• Welcome to the Fantasy Writing Forums. Register Now to join us!

High Tech VS: magic

Justme

Banned
What if any would be the difference between magic and high tech to those not accustomed to such devices? Could their presence be kept under wraps to an entire society and what would be the fail safe if this knowledge were inadvertently revealed.

The entire thing is about a world inhabited by felaniod creatures that are deeply religious and are born and breed to represent the honor of the God their religion espouses. They are told, there is no higher honor than to lay down their lives for their deity and are trained from the time the are able to pick up a weapon, to fight.

Their society is based on a hierarchy of the priests/lawgivers on the top.
Immediately below them is the honor guard, which are monk devotees that run what passes for police worldwide. Then comes the Breeders, who are those that have the honor of birthing babies that will eventually serve their God, once they are called to glory. Those who are born are schooled in religious schools from the time they can remember that their only worth is to serve their God and to fulfill their honored duties as his son's and daughters. Those who the priests deem worthy are destined to be these breeders, in service to their God.

These creatures are short lived. Only 20 to forty years of age and they must enter into paradise through the gates of utopia, which is set off in the plushly forested area of their planet. No one can enter utopia or even get withing several miles of the fences that surrounding it, unless they are called. Those that attempt this are engulfed in holy fire from the Angels guarding the path. Of those that are chosen only gain additional wisdom in the use of holy garments and, after a time ascend into heaven by huge flaming chariots of metal. Those that ascend, never return.

In reality the entire planet is a breeding ground for warriors crafted, mind and body for a technologically advanced race that claim to be Gods. These beings use these creatures as cannon fodder in an ageless galactic war, who's enemies are designated as Evil and the Felanoids are thrown at them in service of what they think are Gods. They are trained and armored in high tech armor and are sent into battle with warrior priests that seem to have mystic power of magic.

What the story centers around a skeptic that witnesses the death of one of these Warrior priests, and finds out that their mystic power is only a high tech contraption that misfires and kills everyone in his unit, except his self.

He escapes a religious hostel after a failed attempt at killing him and heads towards the planet of his birth to reveal the fraudulent nature of the religion itself. The story, I'm writing deals with his exploits and the exploits of those sent to silence him.

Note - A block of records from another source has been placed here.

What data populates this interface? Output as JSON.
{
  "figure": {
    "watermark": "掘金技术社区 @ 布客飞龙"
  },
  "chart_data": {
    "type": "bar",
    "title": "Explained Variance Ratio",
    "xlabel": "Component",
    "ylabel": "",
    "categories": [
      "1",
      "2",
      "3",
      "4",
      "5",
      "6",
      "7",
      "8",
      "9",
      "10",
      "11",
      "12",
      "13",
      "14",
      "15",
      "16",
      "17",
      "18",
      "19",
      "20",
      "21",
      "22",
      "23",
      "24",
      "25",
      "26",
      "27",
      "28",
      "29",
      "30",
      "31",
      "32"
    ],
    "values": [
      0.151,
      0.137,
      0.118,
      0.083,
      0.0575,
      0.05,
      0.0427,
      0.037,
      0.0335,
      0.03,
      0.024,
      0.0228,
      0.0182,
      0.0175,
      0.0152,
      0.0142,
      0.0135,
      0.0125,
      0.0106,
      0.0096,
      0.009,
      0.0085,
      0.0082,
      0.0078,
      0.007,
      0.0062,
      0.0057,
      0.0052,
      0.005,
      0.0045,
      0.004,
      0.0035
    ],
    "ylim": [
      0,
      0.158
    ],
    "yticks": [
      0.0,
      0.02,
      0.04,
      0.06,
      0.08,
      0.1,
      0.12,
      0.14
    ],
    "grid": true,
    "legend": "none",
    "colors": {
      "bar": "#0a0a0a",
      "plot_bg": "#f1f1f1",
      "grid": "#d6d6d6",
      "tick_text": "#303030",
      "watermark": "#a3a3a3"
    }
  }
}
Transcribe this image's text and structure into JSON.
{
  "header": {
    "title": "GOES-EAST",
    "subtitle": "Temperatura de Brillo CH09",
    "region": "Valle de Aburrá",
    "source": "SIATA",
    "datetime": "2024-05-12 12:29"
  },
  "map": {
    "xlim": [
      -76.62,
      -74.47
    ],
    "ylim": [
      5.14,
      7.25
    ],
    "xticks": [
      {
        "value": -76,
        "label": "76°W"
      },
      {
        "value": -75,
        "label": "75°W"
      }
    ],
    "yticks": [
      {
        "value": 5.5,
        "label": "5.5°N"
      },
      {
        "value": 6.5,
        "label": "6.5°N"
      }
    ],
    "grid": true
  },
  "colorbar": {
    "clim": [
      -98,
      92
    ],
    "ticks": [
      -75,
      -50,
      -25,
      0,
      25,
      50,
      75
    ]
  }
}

I have some ideas, but they really seem like they've been hashed over in earlier books.
 

ThinkerX

Myth Weaver
At that level, the lines start getting blurry.

In my college days, I saw films about the power of the mind. One of them showed a guy wearing what looked like a hat made by Rube Goldberg on an off day - upside down metal strainer deal with wires and gizmo's all over it. But that guy could get a model train to move just by thinking at it. A few months ago, I saw a commercially marketed version of such a device, advertised as a game, on the racks at WalMart. A guy can do that with his mind, makes you wonder what else is possible - and get right down to it, barring the really exotic stuff, magic is a thing of the mind.
 

Queshire

Auror
"Any sufficiently advanced technology is indistinguishable from magic."
—Arthur C. Clarke's Third Law

All I'll say.
 

Ravana

Istar
This sort of thing–the blending of technology and magic, or the confusion of technology with magic–is a primary feature of Gene Wolfe's Book of the New Sun series, Walter Jon Williams' Metropolitan series, and several of Roger Zelazny's books, probably most prominently Lord of Light and Creatures of Light and Darkness, though I could name several others as well. (All of these will generally be shelved under SF, if your bookstore differentiates it from fantasy.) It appears prominently in some of Steven Brust's Taltos series; and crops up occasionally in Glen Cook's Black Company series and, arguably, in Marion Zimmer Bradley's Darkover series (depending on how you interpret their mental powers). As well as several other places, I'm sure: China Miéville, for instance.

So in one sense, I suppose you could say there's a lot of it out there. That hardly invalidates your own use of it, though. If anything, it reinforces the idea that this can be done successfully. So I wouldn't worry much about it being "hashed over."

In response to your initial questions, concerning whether or not a society could be kept in the dark and what would happen if it were revealed (inadvertently or otherwise), I'd point to Zelazny's Lord of Light in particular: it's the main theme driving the plot… and religion is what gets used to "explain away" the technology and maintain the power of a small elite. Besides, it's one hell of a good book. ;)
 
Last edited by a moderator:

Max Cooper

Dreamer
Well in a way we already do just that. Most people don't really know how their technology works, they just know its not magic.